Tüm ürün ve hizmet kategorilerindeki pazarlamacılar, marka kararlarında artan ölçüde algılanan kalitenin önemini kavramaya başlamışlardır. Ürün kalitesi, firmanın

rekabetçi avantaj sağlayabilmesi için gerekli kaynaklardan birisi niteliğindedir. Ürünle ilgili önemli özelliklerin seçimi, karşılaştırma standartlarının birey tarafından seçilmesi ve müşteriler açısından hangi unsurların önemli olduğuna dair yargılar dahil edildiği için kalite objektif bir ölçü olmamaktadır (Zeithaml, 1988; Aaker, 1991).
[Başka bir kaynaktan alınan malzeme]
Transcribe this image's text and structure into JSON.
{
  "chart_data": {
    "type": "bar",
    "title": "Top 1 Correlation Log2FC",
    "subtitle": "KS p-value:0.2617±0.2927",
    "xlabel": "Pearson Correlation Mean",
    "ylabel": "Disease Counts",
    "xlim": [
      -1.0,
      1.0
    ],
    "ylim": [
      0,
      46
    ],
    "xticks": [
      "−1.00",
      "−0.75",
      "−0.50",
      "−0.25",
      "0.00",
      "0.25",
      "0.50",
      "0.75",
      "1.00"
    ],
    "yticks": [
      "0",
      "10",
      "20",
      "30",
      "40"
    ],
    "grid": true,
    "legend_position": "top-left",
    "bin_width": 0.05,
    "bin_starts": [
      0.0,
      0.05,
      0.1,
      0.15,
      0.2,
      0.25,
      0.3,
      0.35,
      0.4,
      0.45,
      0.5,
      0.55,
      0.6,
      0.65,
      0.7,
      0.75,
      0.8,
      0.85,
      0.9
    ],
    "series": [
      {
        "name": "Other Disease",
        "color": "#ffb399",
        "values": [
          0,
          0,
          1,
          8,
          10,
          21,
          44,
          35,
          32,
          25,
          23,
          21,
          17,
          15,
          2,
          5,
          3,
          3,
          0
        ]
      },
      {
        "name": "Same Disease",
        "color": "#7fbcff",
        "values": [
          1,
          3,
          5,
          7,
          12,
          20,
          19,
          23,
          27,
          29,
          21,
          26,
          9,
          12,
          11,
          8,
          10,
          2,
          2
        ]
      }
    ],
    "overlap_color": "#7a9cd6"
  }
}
Algılanan kalite temel olarak müşterilerin kavrayışıdır. Algılanan kalite fiziksel olmayan bir değer olup bir marka hakkındaki geniş kapsamlı hisleri temsil etmektedir.

Müşterilerin kendilerini özel ve değerli hissetmelerini sağlamak, personelin düzgün görünümü, dağıtım kanalları, marka imajı, fiyatlar, dizayn gibi algılanan kalitenin bazı unsurları yüksek ve düşük finansal performansı birbirinden ayıran unsurlar olarak saptanmıştır (Kim ve diğerleri, 2003; Lin ve Kao, 2004). Bu tür kriterlerin oluşturulması algılanan kaliteyi doğrudan etkilemekte, dolayısı ile tüketicilerin marka hakkındaki düşüncelerine de şekil vermektedir. Belirtilen unsurların yerine getirilmesi, markanın algılanan kalitesini artıracak ve bu da doğrudan markanın satışlarına ve bağlılığın oluşumuna yansıyacaktır.

Algılanan kalite fiyat değeri olumsuz etkilediği durumlarda ürün ya da hizmetin algılanan değerini olumlu etkiler (Chang ve Wildt, 1994; Hellier ve diğerleri, 2003). Mantıksal olarak yüksek kalite değer için bir önkoşul değildir çünkü kalitede meydana gelen düşüş fiyat düşüşüyle karşılanabilir. Bununla birlikte araştırmalar kaliteyle değer algısı arasında pozitif ilişki olduğunu desteklemektedirler (Örneğin;. Andreassen ve Lindestad, 1998; Choi ve diğerleri, 2004; Cronin ve diğerleri, 2000; Zins, 2001).

Bazı araştırmacılar algılanan kaliteyi, müşterinin zaman içerisinde belirli örneklerden tecrübe ettiği memnuniyet ya da memnuniyetsizlikten etkilenen nispeten durağan bir hizmet algısı gibi değerlendirmektedirler (Örneğin; Andreassen ve Lindestad, 1998; Choi ve diğerleri, 2004; Cronin ve diğerleri, 2000; Zins, 2001).

Diğer araştırmacılar algılanan kaliteyi memnuniyetin sonucu değil de önceliği olarak tasvir etmektedirler (Anderson ve Sullivan, 1993; Cronin ve Taylor, 1992; Crosby ve Stephens, 1987; Danaher ve Gallagher, 1997; Fornell ve diğerleri, 1996; Spreng ve Mackoy, 1996; Wels-Lips ve diğerleri, 1998; Woodside ve diğerleri, 1989). Bundan başka, hizmet kalitesinin bütünü ile ilgili müşteri algısı ve müşteri memnuniyeti arasındaki nedenselliği araştıran bazı araştırmalar deneysel olarak birinin diğerinden

önce ilerlediğini tespit etmenin zor olduğunu bulmuşlardır (McAlexander ve diğerleri, 1994; Taylor ve Baker, 1994; Taylor ve Cronin, 1994).